Again, my message is that it can be done. Already, on our own and without requiring parallel action by the Soviet Union, we are finding ways to shift resources away from some military programs and into other priority efforts. A year ago those of us advocating adjustments in U.S. defense spending discussed the possibility of a $5 billion reduction in the budget; no one really expected that to occur. But in the period since January of this year, executive and legislative action has in fact trimmed defense spending by very nearly that amount. The budget for 1970 will be in the $77 billion range, as opposed to the more than $81 billion recommended by the previous administration. It could be even less, in my opinion it should be considerably less, depending on how the $2 billion cut proposed by the senate armed services committee is finally resolved. Thus progress toward controlling the defense budget has been dramatic and substantial.

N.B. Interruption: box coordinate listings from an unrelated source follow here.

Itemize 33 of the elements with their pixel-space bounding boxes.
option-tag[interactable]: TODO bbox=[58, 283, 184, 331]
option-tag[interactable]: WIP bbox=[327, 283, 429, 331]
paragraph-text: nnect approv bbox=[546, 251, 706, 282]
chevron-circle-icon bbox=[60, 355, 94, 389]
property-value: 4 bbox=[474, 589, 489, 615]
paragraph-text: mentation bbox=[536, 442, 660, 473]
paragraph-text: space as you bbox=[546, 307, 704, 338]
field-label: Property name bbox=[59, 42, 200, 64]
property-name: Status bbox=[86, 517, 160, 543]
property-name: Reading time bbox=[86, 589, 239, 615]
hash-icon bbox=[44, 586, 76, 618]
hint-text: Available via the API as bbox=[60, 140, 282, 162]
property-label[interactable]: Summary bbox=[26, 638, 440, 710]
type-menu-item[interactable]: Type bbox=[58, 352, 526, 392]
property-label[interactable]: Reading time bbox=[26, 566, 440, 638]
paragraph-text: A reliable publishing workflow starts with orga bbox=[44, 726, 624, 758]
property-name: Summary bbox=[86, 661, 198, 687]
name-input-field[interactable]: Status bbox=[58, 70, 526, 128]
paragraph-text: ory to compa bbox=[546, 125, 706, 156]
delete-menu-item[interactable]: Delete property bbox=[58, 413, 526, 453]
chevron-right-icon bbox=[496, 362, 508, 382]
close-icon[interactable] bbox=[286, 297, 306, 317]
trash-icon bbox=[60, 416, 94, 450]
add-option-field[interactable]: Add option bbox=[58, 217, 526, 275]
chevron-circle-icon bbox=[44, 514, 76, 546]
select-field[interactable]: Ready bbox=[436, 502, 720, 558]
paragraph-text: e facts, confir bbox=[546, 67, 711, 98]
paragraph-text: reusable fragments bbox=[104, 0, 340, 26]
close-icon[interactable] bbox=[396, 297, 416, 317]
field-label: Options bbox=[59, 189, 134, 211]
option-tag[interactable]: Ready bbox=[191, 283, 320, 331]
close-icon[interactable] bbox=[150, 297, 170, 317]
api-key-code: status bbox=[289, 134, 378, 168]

The dilemmas of national security are complex and must be aired widely, if the collective wisdom of the American people is to be informed enough to be effective. Problems like these defy dogmatic and ideological judgments. In wrestling with them I often recall the encounter a century ago between the Archbishop of Canterbury and Cardinal Hensley. Leaving a meeting at which he had been with the Cardinal, the Archbishop offered him a ride. "After all," he said, "we're both engaged in God's work."
To which the Cardinal replied, "Yes, you in your way, and I in His."
None of us can claim the mantle of divinity when it comes to the great decisions of national security and public welfare. But God has equipped us with intelligence and compassion which, coupled with determined effort on our part, can lead to more humane and progressive policies. And those policies will be a living testament to the peace and justice America seeks for herself and for all nations.